Sure, with a PC there's a few things that are a lot more difficult to secure (e.g., the boot process) but throwing hands up in the air and giving up because of physical access is a cop out.

Comment Re:not the point (Score 2) 375

"merely add a function to the X11 API" is the problem. X11 is ancient, full of bloat that no one uses any more and not designed with core concepts in mind that are desirable in a modern operating system. Really, look up some youtube presentations from the Wayland guys - who actually work on X11 and listen to what they have to say regarding the complexity and brain damage in X11. It works, but sometimes, even the guys who maintain it don't know exactly why.

The X11 display server is a liability and needs to die. It should have been taken out behind the shed and shot about a couple of decades ago. That doesn't mean that "oh noes i will lose my remoting!", that can be implemented in it's replacement via a shim, the same way any X display server works for Windows or Mac.

Comment Re:It is "far better" at some tasks. (Score 1) 307

If you have an appleTV you just redirect the output to the TV when you get home, without even stopping the video. Unless you have a 4k display or other similarly really high res screen, reading is better on an iPad also because the text is just way clearer - you can also take it with you more easily if you need to refer to it when doing a task.

Comment Re:Need? No. Useful? Yes. (Score 1) 307

here here!

I have a surface pro 3 for work and I was also a big downer on the surface devices as a tablet. as a laptop, if you consider them as that they're great. but there's nothing useful i want to run on it that is in metro. Which means continually running classic windows apps, and the classic UI is just abysmal for touch. Even with a pen...

I think MS has a long way go go to catch up with the functionality provided by Cocoa touch.

Comment Re:iPads replaced laptops for me (Score 1) 307

What makes you say that? I've been an iphone/mac user since 2007, just upgraded to the iPhone 6 (from a 4s) and I'm still pretty happy with things. TouchID actually works, and rocks for my password manager... the battery life is better than before, voice calls from my mac through it is neat, etc.
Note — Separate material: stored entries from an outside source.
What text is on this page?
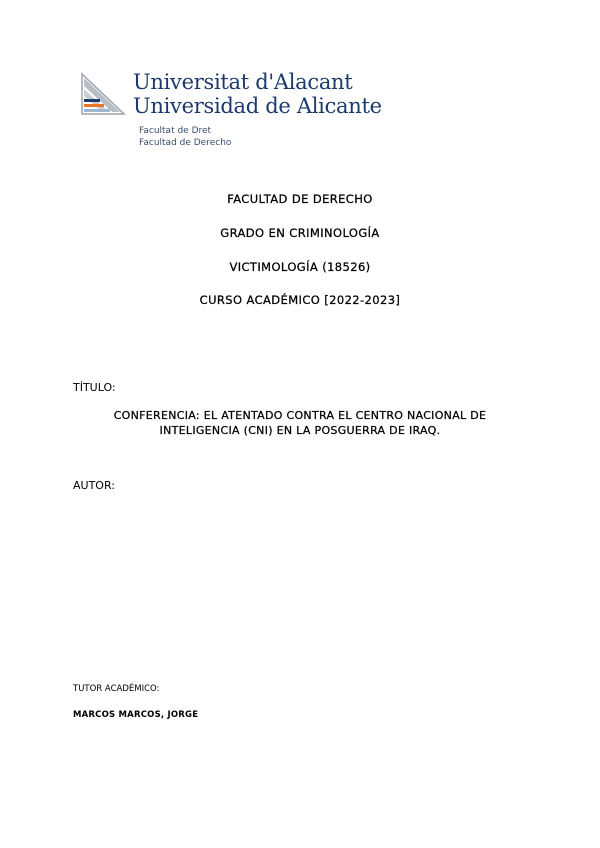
Universitat d'Alacant
Universidad de Alicante
Facultat de Dret
Facultad de Derecho
FACULTAD DE DERECHO
GRADO EN CRIMINOLOGÍA
VICTIMOLOGÍA (18526)
CURSO ACADÉMICO [2022-2023]
TÍTULO:
CONFERENCIA: EL ATENTADO CONTRA EL CENTRO NACIONAL DE
INTELIGENCIA (CNI) EN LA POSGUERRA DE IRAQ.
AUTOR:
TUTOR ACADÉMICO:
MARCOS MARCOS, JORGE
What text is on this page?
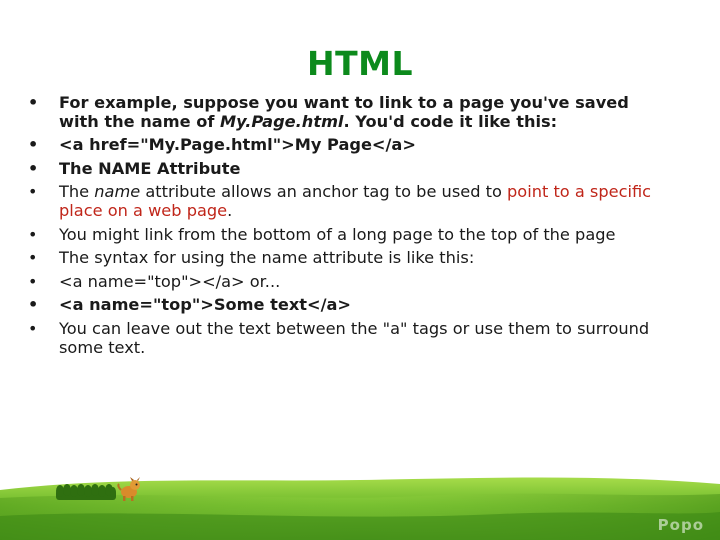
HTML
• For example, suppose you want to link to a page you've saved with the name of My.Page.html. You'd code it like this:
• <a href="My.Page.html">My Page</a>
• The NAME Attribute
• The name attribute allows an anchor tag to be used to point to a specific place on a web page.
• You might link from the bottom of a long page to the top of the page
• The syntax for using the name attribute is like this:
• <a name="top"></a> or...
• <a name="top">Some text</a>
• You can leave out the text between the "a" tags or use them to surround some text.
Popo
Comment Re:Sort of like shitposting... (Score 1) 307

Do you actually own one? I have a surface pro 3 (as well as an iPad 4 and iPad mini), and sorry, but it makes a shitty tablet. As an ultra portable laptop, it is great, but I have regular issues with the metro apps falling over and not updating until i reboot the device, it is heavy, it has fans that make quite a bit of noise when it starts working hard, the battery life is way worse, it needs ant-malware, regular windows updates, etc. The Surface Pro 3 is doing well now because it is cannibalising laptop sales not because it's a great tablet experience. It's a small form factor laptop with a touchscreen, and has all the legacy windows baggage that incurs.

Comment Re:And it's ok to admit Jobs was wrong, too.... (Score 5, Insightful) 307

For many casual computer users, the iPad is enough - they do not need a computer. It does video calls, it does email, it does internet banking. With home kit, it will be able to control things in your house. It can do minor photo cropping and effects, basic shopping lists, inventory, and with a keyboard be used for basic documents.

For many people (Not tech nerds), this is all they want a personal computer for. Thus, the iPad (or any other tablet type device) can replace it. A smartphone is simply too small to be convenient for a lot of those things.

The flip-side to the things it can not do is the lack of malware, great battery life and silent operation.